After about 10 minutes of this, Phoenix gave up on his squirrel pursuit and was once again “my” dog. I wiped the sweat off my brow, pulled out his dumbbell and was ready to start some retrieve work when something that sounded like the Hound of the Baskervilles launched from a house across the street. A fat beagle waddled onto the front porch and started baying. How could so much noise come out of such a small dog?
Phoenix was clearly annoyed. His reaction wasn’t so much a distraction issue as it was “Someone needs to go make that dog shut up and I’m volunteering.” While I heartily supported this in theory, it was unacceptable in reality and off we went again with a series of exercises to get his focus off the baying hound and back on me.
More hands-on corrections and more Crazy Dog Lady antics (imagine a middle-aged woman doing fake ballet leaps across the park, waving a fake-fur skunk pelt over her head, being chased by a dog with an insane gleam in his eye; honestly, it’s a wonder I haven’t been arrested) remedied the situation.
By now we’d been training for nearly 20 minutes and hadn’t done one darn thing I’d planned. I abandoned retrieving and decided to focus our remaining time working on drop on recalls.
I set him up in a stay, walked 40 feet away, turned, opened my mouth to start psyching him up and my voice was immediately drowned by the RATTLE-CLACKETY-CLACK of someone driving a lawn mower down the middle of the street. This is Conroy, remember. You could walk from one end of town to the other in two minutes but residents get from Point A to Point B by any means possible, including but not limited to ATVs, tractors, snowmobiles and, apparently, lawnmowers.
It was a question of who was staring harder. Phoenix decided he had never seen a lawnmower before in his life. (Granted, when he sees the mower at our house it is, well, mowing the lawn, not rattling down the street). He was staring at that mower like it was some bizarre mechanical creature in need of pursuit. The guy on the mower was staring at me like he’d never seen a woman with a dog in the park before. (Possibly he’d seen my ballet leaping, skunk-pelt flinging act earlier and was hoping for a repeat performance.
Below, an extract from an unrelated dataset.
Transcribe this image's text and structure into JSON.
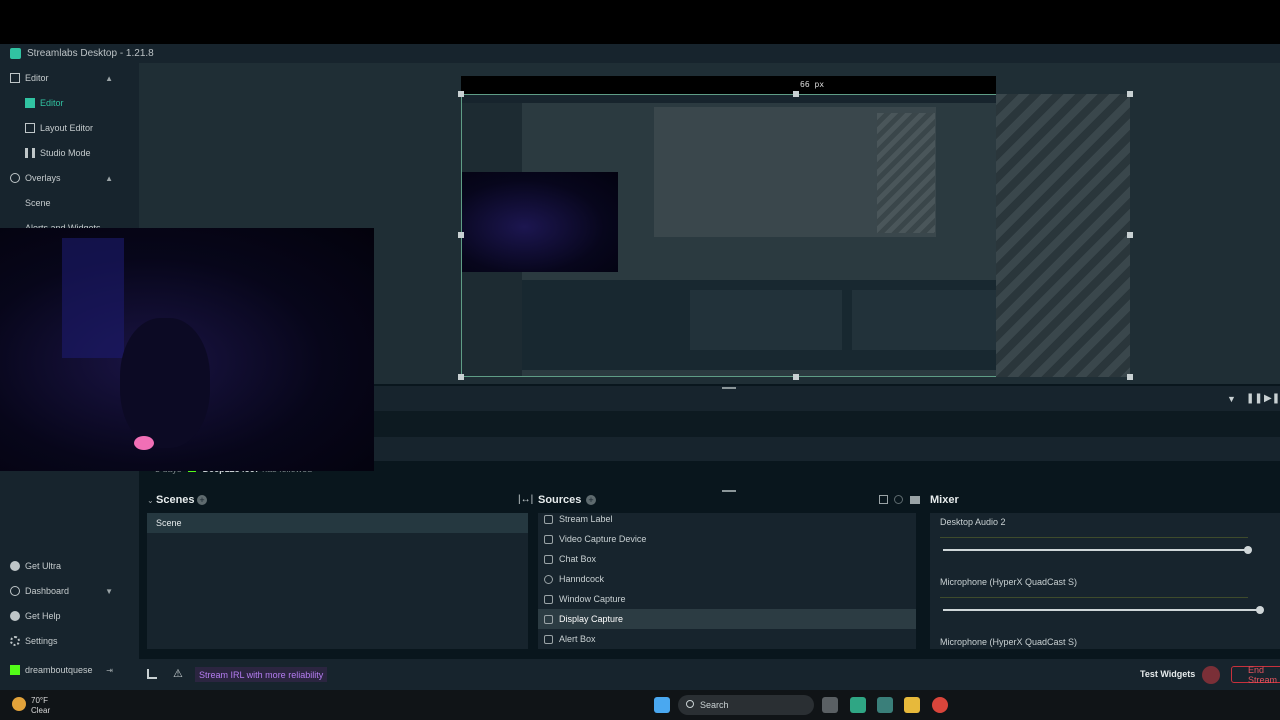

Or not.) I was staring at Phoenix, wondering what in the h*ll was going to happen next and if maybe, just maybe, we could possibly string together 5 minutes of productive training before we ran out of daylight.
The mower proved less interesting than the squirrel (still up the tree) or the beagle (still baying on the porch) and we did indeed manage to salvage 10 minutes of uninterrupted training before I called it a night.
In retrospect, it might not have been the training session I had in mind but it certainly gave me multiple chances to work through distractions. I also figure it qualifies as aerobic exercise although darned if I know how I’m going to explain it to my cardiologist.
LOL - this would ONLY happen to YOU! Careful with that ballet/skunk pelt swinging... it could get you a Phil Miller!!!